Small farms are responsible for producing 85 percent of shrimp in Vietnam, meaning that targeted guidance provided via the AIP initiative “to help [shrimp farmers] improve their practices could have a big impact on overall aquaculture standards,” ASC said. 

The certifier has seen a lot of progress and partnership in Vietnam as of late. Last month, ASC announced it had teamed up with the Vietnamese Directorate of Fisheries (D-Fish) and WWF Vietnam to provide guidance documents geared at helping VietGAP-certified farmers to achieve ASC certification.

“The ASC-VietGAP benchmark has compared the Vietnamese aquaculture standard, VietGAP, and the ASC standards for shrimp, pangasius and tilapia, to allow farms that have achieved VietGAP certification to transition to ASC certification as efficiently as possible,” ASC said. 

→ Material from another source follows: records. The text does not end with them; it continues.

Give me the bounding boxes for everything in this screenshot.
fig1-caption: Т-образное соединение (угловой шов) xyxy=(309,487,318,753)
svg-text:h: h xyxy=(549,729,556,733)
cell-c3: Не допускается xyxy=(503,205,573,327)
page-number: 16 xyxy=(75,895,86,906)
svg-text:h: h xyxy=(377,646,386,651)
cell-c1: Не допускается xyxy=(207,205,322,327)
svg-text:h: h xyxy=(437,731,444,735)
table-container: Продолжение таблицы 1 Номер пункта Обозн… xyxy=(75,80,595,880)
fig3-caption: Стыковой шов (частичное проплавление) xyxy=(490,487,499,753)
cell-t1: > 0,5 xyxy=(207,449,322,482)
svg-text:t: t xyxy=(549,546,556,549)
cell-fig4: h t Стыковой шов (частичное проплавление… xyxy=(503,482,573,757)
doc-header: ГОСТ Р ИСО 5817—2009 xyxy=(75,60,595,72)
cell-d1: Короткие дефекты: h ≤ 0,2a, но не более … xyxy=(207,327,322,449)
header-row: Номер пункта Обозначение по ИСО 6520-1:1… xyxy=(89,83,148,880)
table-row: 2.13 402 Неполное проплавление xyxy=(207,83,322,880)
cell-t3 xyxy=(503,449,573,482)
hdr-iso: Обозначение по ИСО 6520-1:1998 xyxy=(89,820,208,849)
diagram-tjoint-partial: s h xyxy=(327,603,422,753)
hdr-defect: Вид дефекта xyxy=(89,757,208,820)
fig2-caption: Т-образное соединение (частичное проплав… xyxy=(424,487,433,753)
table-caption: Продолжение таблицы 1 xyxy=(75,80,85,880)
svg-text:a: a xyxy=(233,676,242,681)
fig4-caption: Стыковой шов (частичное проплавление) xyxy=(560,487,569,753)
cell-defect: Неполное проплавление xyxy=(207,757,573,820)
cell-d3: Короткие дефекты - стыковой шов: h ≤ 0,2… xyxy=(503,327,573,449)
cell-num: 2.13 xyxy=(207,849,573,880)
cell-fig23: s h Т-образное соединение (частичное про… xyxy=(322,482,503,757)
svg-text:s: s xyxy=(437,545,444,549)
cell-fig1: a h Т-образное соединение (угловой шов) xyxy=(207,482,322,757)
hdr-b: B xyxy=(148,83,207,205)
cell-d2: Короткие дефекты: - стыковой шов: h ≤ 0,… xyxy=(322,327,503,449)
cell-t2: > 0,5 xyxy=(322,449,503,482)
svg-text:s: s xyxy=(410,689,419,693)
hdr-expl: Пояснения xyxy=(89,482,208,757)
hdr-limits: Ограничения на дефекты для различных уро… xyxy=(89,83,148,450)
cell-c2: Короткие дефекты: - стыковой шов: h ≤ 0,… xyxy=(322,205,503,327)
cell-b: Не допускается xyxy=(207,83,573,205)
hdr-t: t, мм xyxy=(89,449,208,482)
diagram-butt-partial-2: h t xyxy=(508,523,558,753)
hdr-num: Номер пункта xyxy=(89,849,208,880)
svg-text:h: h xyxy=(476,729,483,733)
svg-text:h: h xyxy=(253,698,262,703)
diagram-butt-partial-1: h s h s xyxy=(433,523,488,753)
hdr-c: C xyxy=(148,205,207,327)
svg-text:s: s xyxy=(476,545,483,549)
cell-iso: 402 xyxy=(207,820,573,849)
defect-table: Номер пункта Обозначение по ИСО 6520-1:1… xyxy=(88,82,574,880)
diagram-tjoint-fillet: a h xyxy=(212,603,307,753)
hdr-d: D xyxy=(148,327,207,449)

“The ASC is a global certification programme which brings many advantages to producers, but we also recognise that every region has different opportunities and challenges,” added Daatselaar, who led the work on the benchmark for ASC. “This collaboration allows us to work with local partners to put things into a regional context, to extend the reach and benefits of ASC certification.”

ASC and VietGAP standards have a lot of common ground, Daatselaar said, “so this work should help highlight these areas and build a stepping stone approach to help farmers to identify what action they might need to take to achieve ASC certification.”

“WWF Vietnam supports sustainable aquaculture, benchmarking VietGAP and ASC will support to mobilize resources and increase opportunities of good aquaculture practice products to access the global market,” noted Huynh Quoc Tinh from WWF Vietnam.